When the Bund got involved in the boycott, however, most Christian German Americans shied
away. But by the end of the decade, Nazi atrocities had drawn the entire world's
attention. American opinion began to shift noticeably in March 1938 when Hitler invaded
and annexed neighboring Austria. Then, 8 months later, Nazis across Germany burned more
than 500 synagogues and looted or destroyed Jewish stores; thousands of Jews were beaten,
shot, and dragged off to concentration camps.
Expressions of anger issued from all over the United States. President Roosevelt
recalled the U.S. ambassador to Germany and protested to the Nazi government. (Less nobly,
the United States-along with many European nations-closed its borders to all but a handful
of Jewish refugees.) The Steuben Society issued its first unqualified public denouncement
of Nazi anti-Semitism. On November 15, the New York Staats-Zeitung, the most influential
German-language newspaper of its day, spoke out against the "dark powers" that
would "turn loose the lowest and most degraded instincts against defenseless
people."
When war broke out in Europe in September 1939, many members of the German-American
community-as they had before U.S. entry into the previous war-called for an isolationist
policy. So, unfortunately, did the pro-Nazi Bundists. This coincidence of opinion (one
side anti-Semitic, the other antiwar) did not reflect well on the German-American
community as a whole, and the non-Bundists feared a replay of the anti-Germanism that
swept America during World War I.
No matter what reasons the isolationists had, America's entrance into the war seemed
inevitable as Hitler's forces invaded more of Europe. By January 1941, two thirds of all
Americans favored supporting Great Britain against Germany and Italy. Partly in response
to this growing public sentiment, and to convince Americans of their loyalty, some
German-American societies agreed. Robert F. Wagner, later the mayor of New York and son of
the German-born New York senator of the same name, headed a group called the Loyal
Americans of German Descent. Formed in July 1941, it pledged to "rally all our
fellow-citizens of German ancestry to the all-out defense of America and of
democracy."
With the Japanese attack on Pearl Harbor on December 7, 1941, the United States entered
the war. Organizations that had urged isolationism all along were quick to declare their
loyalty to the American cause. The Steuben News, for example, devoted its entire January
1942 issue to expressions of support for the war effort. As during World War I, some
German Americans exercised their right to oppose U.S. involvement, but when involvement
came, they generally supported the cause. With few exceptions, nothing close to the
widespread anti-German hysteria of the World War I years occurred during World War II.

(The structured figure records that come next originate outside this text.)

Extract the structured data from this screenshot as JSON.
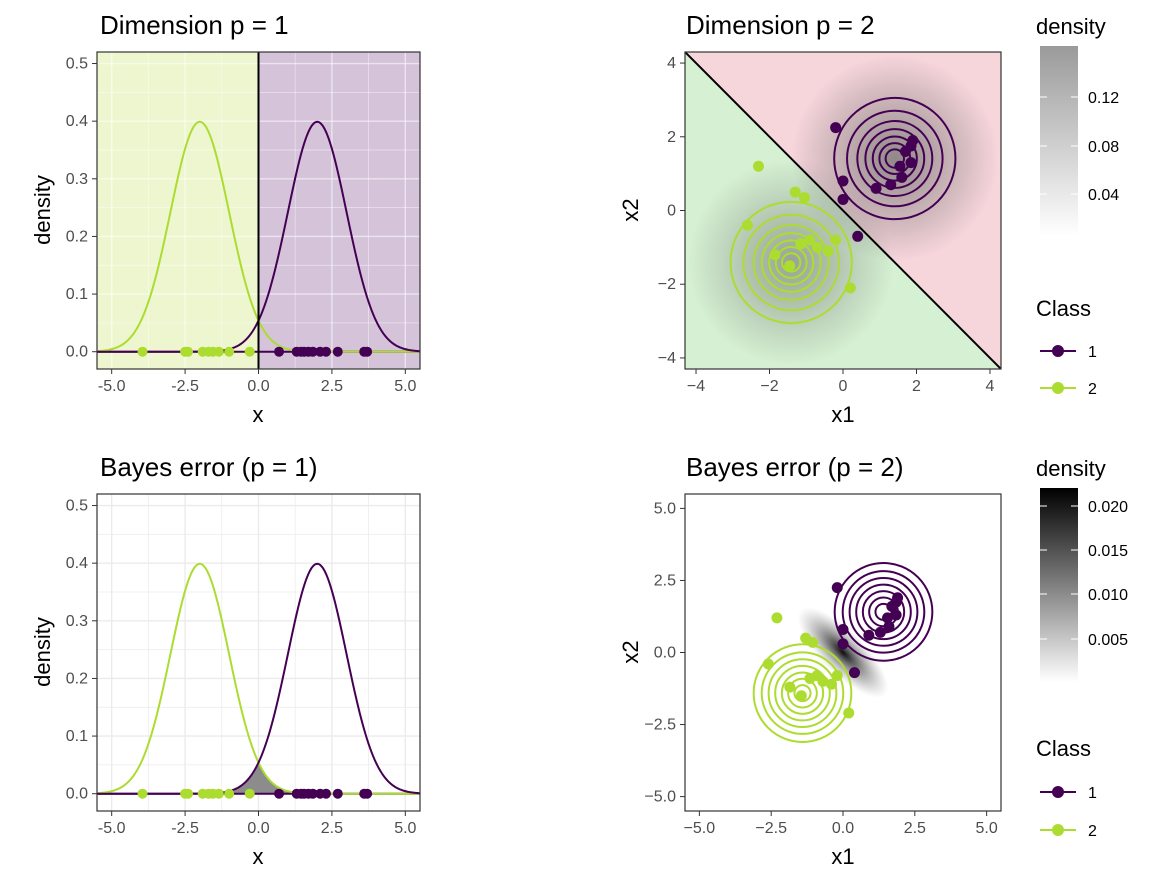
{
  "colors": {
    "class1": "#440154",
    "class2": "#addc30",
    "region1_p1": "#d4c3d9",
    "region2_p1": "#eef6cf",
    "region1_p2": "#f6d5db",
    "region2_p2": "#d5f0d2",
    "grid": "#ffffff",
    "grid_light": "#ebebeb"
  },
  "points": {
    "x_class1": [
      0.7,
      1.3,
      1.45,
      1.55,
      1.7,
      1.85,
      2.1,
      2.3,
      2.7,
      3.6,
      3.7
    ],
    "x_class2": [
      -3.95,
      -2.5,
      -2.4,
      -1.9,
      -1.7,
      -1.55,
      -1.35,
      -1.0,
      -0.3
    ],
    "xy_class1": [
      [
        -0.2,
        2.25
      ],
      [
        0.0,
        0.8
      ],
      [
        0.0,
        0.3
      ],
      [
        0.4,
        -0.7
      ],
      [
        0.9,
        0.6
      ],
      [
        1.3,
        0.7
      ],
      [
        1.6,
        0.9
      ],
      [
        1.7,
        1.6
      ],
      [
        1.85,
        1.75
      ],
      [
        1.85,
        1.3
      ],
      [
        1.9,
        1.9
      ],
      [
        1.55,
        1.2
      ]
    ],
    "xy_class2": [
      [
        -2.3,
        1.2
      ],
      [
        -1.3,
        0.5
      ],
      [
        -1.05,
        0.35
      ],
      [
        -0.9,
        -0.8
      ],
      [
        -0.7,
        -1.0
      ],
      [
        -0.4,
        -1.1
      ],
      [
        -0.2,
        -0.8
      ],
      [
        0.2,
        -2.1
      ],
      [
        -2.6,
        -0.4
      ],
      [
        -1.85,
        -1.2
      ],
      [
        -1.45,
        -1.5
      ],
      [
        -1.15,
        -0.9
      ]
    ]
  },
  "chart_data": [
    {
      "type": "line",
      "title": "Dimension p = 1",
      "xlabel": "x",
      "ylabel": "density",
      "xlim": [
        -5.5,
        5.5
      ],
      "ylim": [
        -0.03,
        0.52
      ],
      "x_ticks": [
        "-5.0",
        "-2.5",
        "0.0",
        "2.5",
        "5.0"
      ],
      "y_ticks": [
        "0.0",
        "0.1",
        "0.2",
        "0.3",
        "0.4",
        "0.5"
      ],
      "series": [
        {
          "name": "1",
          "kind": "normal density",
          "mean": 2,
          "sd": 1
        },
        {
          "name": "2",
          "kind": "normal density",
          "mean": -2,
          "sd": 1
        }
      ],
      "decision_boundary": 0,
      "grid": true
    },
    {
      "type": "scatter",
      "title": "Dimension p = 2",
      "xlabel": "x1",
      "ylabel": "x2",
      "xlim": [
        -4.3,
        4.3
      ],
      "ylim": [
        -4.3,
        4.3
      ],
      "x_ticks": [
        "−4",
        "−2",
        "0",
        "2",
        "4"
      ],
      "y_ticks": [
        "−4",
        "−2",
        "0",
        "2",
        "4"
      ],
      "contour_centers": {
        "class1": [
          1.41,
          1.41
        ],
        "class2": [
          -1.41,
          -1.41
        ]
      },
      "decision_boundary": "x1 + x2 = 0",
      "legend": {
        "title": "Class",
        "entries": [
          "1",
          "2"
        ],
        "position": "right"
      },
      "colorbar": {
        "title": "density",
        "labels": [
          "0.12",
          "0.08",
          "0.04"
        ]
      }
    },
    {
      "type": "line",
      "title": "Bayes error (p = 1)",
      "xlabel": "x",
      "ylabel": "density",
      "xlim": [
        -5.5,
        5.5
      ],
      "ylim": [
        -0.03,
        0.52
      ],
      "x_ticks": [
        "-5.0",
        "-2.5",
        "0.0",
        "2.5",
        "5.0"
      ],
      "y_ticks": [
        "0.0",
        "0.1",
        "0.2",
        "0.3",
        "0.4",
        "0.5"
      ],
      "series": [
        {
          "name": "1",
          "kind": "normal density",
          "mean": 2,
          "sd": 1
        },
        {
          "name": "2",
          "kind": "normal density",
          "mean": -2,
          "sd": 1
        }
      ],
      "shaded": "overlap area (Bayes error)",
      "grid": true
    },
    {
      "type": "scatter",
      "title": "Bayes error (p = 2)",
      "xlabel": "x1",
      "ylabel": "x2",
      "xlim": [
        -5.5,
        5.5
      ],
      "ylim": [
        -5.5,
        5.5
      ],
      "x_ticks": [
        "−5.0",
        "−2.5",
        "0.0",
        "2.5",
        "5.0"
      ],
      "y_ticks": [
        "−5.0",
        "−2.5",
        "0.0",
        "2.5",
        "5.0"
      ],
      "contour_centers": {
        "class1": [
          1.41,
          1.41
        ],
        "class2": [
          -1.41,
          -1.41
        ]
      },
      "legend": {
        "title": "Class",
        "entries": [
          "1",
          "2"
        ],
        "position": "right"
      },
      "colorbar": {
        "title": "density",
        "labels": [
          "0.020",
          "0.015",
          "0.010",
          "0.005"
        ]
      }
    }
  ]
}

The reasons were various. This war had been started not by the German Empire, but by
one radical political party led by an apparent madman. And by the 1940s after 20 years of
low German immigration, German Americans for the most part spoke English and participated
in mainstream politics and society; many had Anglicized their names to prevent a
recurrence of the random persecution. World War II was a supreme national cause, one in
which German Americans loyally took part.